EELV a perdu un E !

Finalement, les Verts auront pris le PS de vitesse. Avec quelque avantage, on peut le supposer, puisqu’en matière de cuisine électorale, le premier arrivé est le premier servi. Contre une centaine de circonscriptions, les écologistes ont accepté d’adhérer au programme de Jean-Luc Mélenchon qui s’est autoproclammé futur premier ministre élu des Français. Il n’y a évidemment rien de scandaleux ou de honteux à conclure un accord de gouvernement. Ni même à à négocier les sièges de députés façon marchand de tapis. L’Union de la Gauche autour de François Mitterrand a été porteuse d’avancées sociales historiques, et les accords de désistement réciproque ont toujours permis de se répartir des sièges de députés, entre partis de gauche.

Mais le parallèle s’arrête là. Parce qu’en 1981 avec François Mitterrand, l’aventure commençait par un programme: les 110 propositions qui reprenaient une partie des éléments du programme commun de la gauche rompu en 1977, et qui, soumises au peuple français, avaient été validées par lui au suffrage universel lors de l’élection présidentielle. Dans l’accord d’aujourd’hui entre Insoumis et écologistes, en attendant PC et PS, le programme en question, celui de Jean-Luc Mélenchon, a été présenté aux électeurs il y a moins d’un mois… et rejeté par une majorité d’entre eux. Les législatives devenant ici session de rattrapage de la présidentielle.

La deuxième singularité de cet accord est la mise en scène qui l’a précédé. Avant même le second tour de l’élection présidentielle, Jean-Luc Mélenchon, défait au premier tour, s’était positionné comme un recours contre l’expression du suffrage universel qui allait renvoyer Emmanuel Macron à l’Elysée. “Elisez-moi premier ministre” demandait-il au corps électoral, en appelant à une union de la gauche autour de son programme, de son nom, et dans le rapport de forces issu du premier tour de la présidentielle.

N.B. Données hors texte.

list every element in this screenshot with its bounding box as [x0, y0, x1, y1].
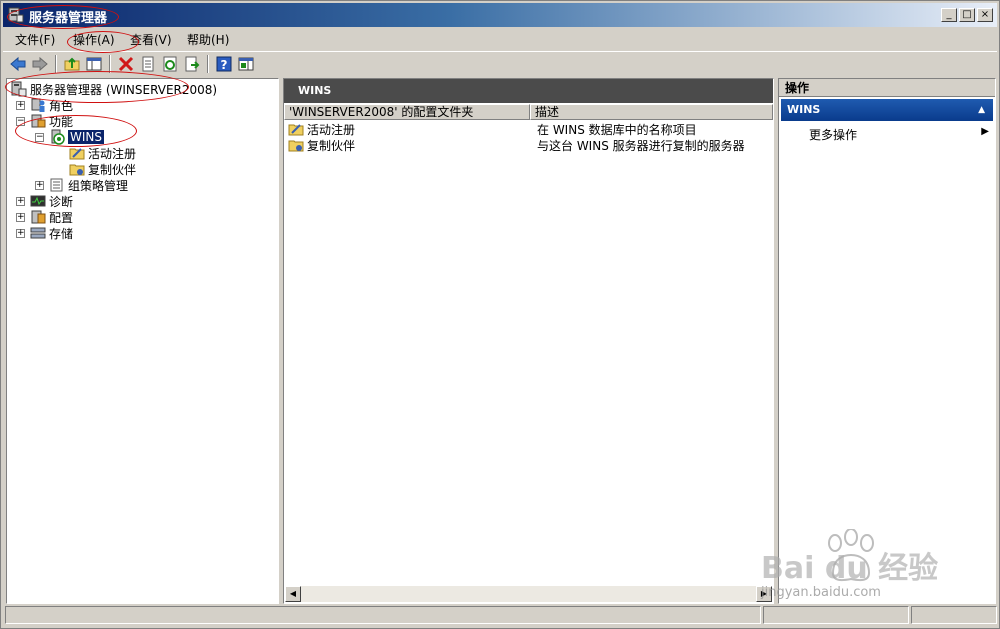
column-header-description[interactable]: 描述 [530, 104, 773, 120]
more-actions-item[interactable]: 更多操作 ▶ [809, 126, 989, 144]
menu-bar: 文件(F) 操作(A) 查看(V) 帮助(H) [3, 29, 997, 49]
folder-icon [69, 148, 85, 160]
help-icon[interactable]: ? [215, 55, 233, 73]
tree-label-features: 功能 [49, 114, 74, 129]
tree-item-group-policy[interactable]: + 组策略管理 [35, 177, 128, 193]
status-cell [911, 606, 997, 624]
collapse-icon[interactable]: − [16, 116, 25, 126]
status-cell [5, 606, 761, 624]
expand-icon[interactable]: + [35, 180, 44, 190]
expand-icon[interactable]: + [16, 100, 25, 110]
tree-item-replication-partners[interactable]: 复制伙伴 [69, 161, 136, 177]
actions-pane: 操作 WINS ▲ 更多操作 ▶ [778, 78, 996, 604]
properties-icon[interactable] [139, 55, 157, 73]
show-hide-tree-icon[interactable] [85, 55, 103, 73]
tree-label-diagnostics: 诊断 [49, 194, 74, 209]
tree-item-roles[interactable]: + 角色 [16, 97, 73, 113]
server-manager-icon [8, 7, 24, 23]
result-pane: WINS 'WINSERVER2008' 的配置文件夹 描述 活动注册 在 WI… [283, 78, 774, 604]
back-icon[interactable] [9, 55, 27, 73]
tree-label-configuration: 配置 [49, 210, 74, 225]
diagnostics-icon [30, 195, 46, 207]
scroll-left-icon[interactable]: ◀ [285, 586, 301, 602]
refresh-icon[interactable] [161, 55, 179, 73]
tree-label-active-registrations: 活动注册 [88, 146, 137, 161]
show-hide-action-pane-icon[interactable] [237, 55, 255, 73]
menu-help[interactable]: 帮助(H) [187, 31, 229, 48]
horizontal-scrollbar[interactable]: ◀ ▶ [285, 586, 772, 602]
folder-icon [69, 164, 85, 176]
menu-view[interactable]: 查看(V) [130, 31, 172, 48]
tree-item-wins[interactable]: − WINS [35, 129, 104, 145]
storage-icon [30, 227, 46, 239]
tree-item-active-registrations[interactable]: 活动注册 [69, 145, 136, 161]
expand-icon[interactable]: + [16, 196, 25, 206]
expand-icon[interactable]: + [16, 212, 25, 222]
server-manager-icon [11, 81, 27, 97]
svg-text:?: ? [221, 58, 228, 72]
tree-label-replication-partners: 复制伙伴 [88, 162, 137, 177]
minimize-button[interactable]: _ [941, 8, 957, 22]
expand-icon[interactable]: + [16, 228, 25, 238]
actions-section-wins[interactable]: WINS ▲ [781, 99, 993, 121]
up-folder-icon[interactable] [63, 55, 81, 73]
tree-item-configuration[interactable]: + 配置 [16, 209, 73, 225]
menu-action[interactable]: 操作(A) [73, 31, 115, 48]
folder-icon [288, 140, 304, 152]
submenu-arrow-icon: ▶ [981, 126, 989, 137]
maximize-button[interactable]: □ [959, 8, 975, 22]
list-item-description: 与这台 WINS 服务器进行复制的服务器 [537, 138, 745, 153]
export-icon[interactable] [183, 55, 201, 73]
toolbar: ? [3, 51, 997, 76]
menu-file[interactable]: 文件(F) [15, 31, 55, 48]
tree-item-storage[interactable]: + 存储 [16, 225, 73, 241]
tree-item-diagnostics[interactable]: + 诊断 [16, 193, 73, 209]
tree-label-group-policy: 组策略管理 [68, 178, 129, 193]
window-title: 服务器管理器 [29, 11, 108, 26]
tree-label-storage: 存储 [49, 226, 74, 241]
features-icon [31, 114, 46, 128]
roles-icon [31, 98, 45, 112]
tree-label-wins: WINS [68, 130, 104, 144]
list-item-description: 在 WINS 数据库中的名称项目 [537, 122, 697, 137]
configuration-icon [31, 210, 46, 224]
actions-pane-title: 操作 [779, 79, 995, 97]
app-window: 服务器管理器 _ □ × 文件(F) 操作(A) 查看(V) 帮助(H) ? 服… [0, 0, 1000, 629]
scroll-right-icon[interactable]: ▶ [756, 586, 772, 602]
list-item-name: 复制伙伴 [307, 138, 356, 153]
close-button[interactable]: × [977, 8, 993, 22]
forward-icon[interactable] [31, 55, 49, 73]
collapse-icon[interactable]: − [35, 132, 44, 142]
folder-icon [288, 124, 304, 136]
tree-item-features[interactable]: − 功能 [16, 113, 73, 129]
collapse-up-icon[interactable]: ▲ [978, 99, 985, 121]
list-item-name: 活动注册 [307, 122, 356, 137]
list-item[interactable]: 复制伙伴 [288, 137, 355, 153]
tree-label-roles: 角色 [49, 98, 74, 113]
actions-section-label: WINS [787, 103, 821, 116]
result-pane-header: WINS [284, 79, 773, 103]
tree-pane: 服务器管理器 (WINSERVER2008) + 角色 − 功能 − WINS … [6, 78, 279, 604]
tree-label-root: 服务器管理器 (WINSERVER2008) [30, 82, 218, 97]
status-cell [763, 606, 909, 624]
more-actions-label: 更多操作 [809, 128, 858, 142]
column-header-folder[interactable]: 'WINSERVER2008' 的配置文件夹 [284, 104, 530, 120]
tree-item-root[interactable]: 服务器管理器 (WINSERVER2008) [11, 81, 217, 97]
title-bar[interactable]: 服务器管理器 _ □ × [3, 3, 997, 27]
status-bar [5, 606, 997, 624]
list-item[interactable]: 活动注册 [288, 121, 355, 137]
group-policy-icon [50, 178, 63, 192]
delete-icon[interactable] [117, 55, 135, 73]
wins-server-icon [51, 129, 65, 145]
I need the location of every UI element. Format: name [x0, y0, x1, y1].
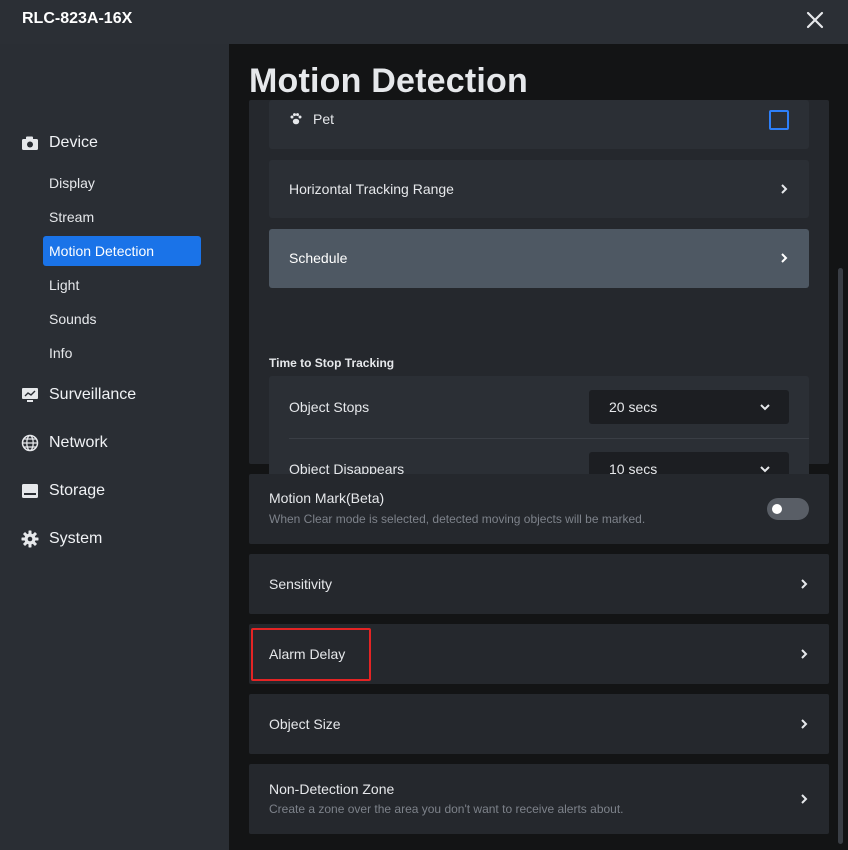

En clair, il disait à ses éventuels partenaires de gauche: venez à moi, sous mes conditions, ou l’histoire «vous jugera sévèrement”. Un véritable diktat à l’égard du PS, des écologistes et des communistes. Il a suffi de quelques heures aux écologistes pour avaler la pilule.

Et quelle pilule! S’ils ont obtenu que la France Insoumise accole le mot “écologiste” à la dénomination insoumise “Union Populaire”, en revanche les négociateurs d’EELV (Europe Ecologie Les Verts), ont dû accepter de laisser l’Europe au placard. Exit le fédéralisme européen, bonjour le populisme à la sauce Mélenchonienne. Bien nappé de tartufferie politicienne: l’accord précise en effet que la France n’a pas vocation à quitter l’Union européenne ou la zone euro, mais… qu’elle s’autoriserait, en cas de victoire de l’Union Populaire, à désobéir aux accords européens, “par exemple dans le domaine économique et budgétaire” précise le texte. Tout en interdisant bien sûr à la Hongrie ou à la Pologne par exemple la désobéissance aux accords concernant l’Etat de droit, et les libertés individuelles! Pas très crédible… C’est bien la marche arrière qu’enclenche EELV sur l’Europe.

C’est évidemment un virage historique pour les écologistes français. Mais il y a plus. Il y a le contexte de cet accord. La menace que fait planer Vladimir Poutine sur la paix en Europe. Le nécessaire soutien à l’Ukraine. L’indispensable cohésion avec le partenaire allemand pour faire avancer l’Union vers plus de synergie. Tous points sur lesquels les écologistes particulièrement actifs au niveau européen vont se retrouver en contradiction avec leur partenaire de la France Insoumise, dont le leader ne cache pas sa germanophobie, et sa préférence pour la recherche d’une alliance avec la Russie de Poutine. Il y a quelques dizaines de mois, au lendemain des élections européennes de 2019, Yannick Jadot, fort des 13,5% de voix d’EELV, plastronnait en annonçant l’imminente arrivée au pouvoir des Verts: “C’est maintenant notre tour!”

Il faudra attendre encore un peu, en se contentant des circonscriptions octroyées par la France Insoumise.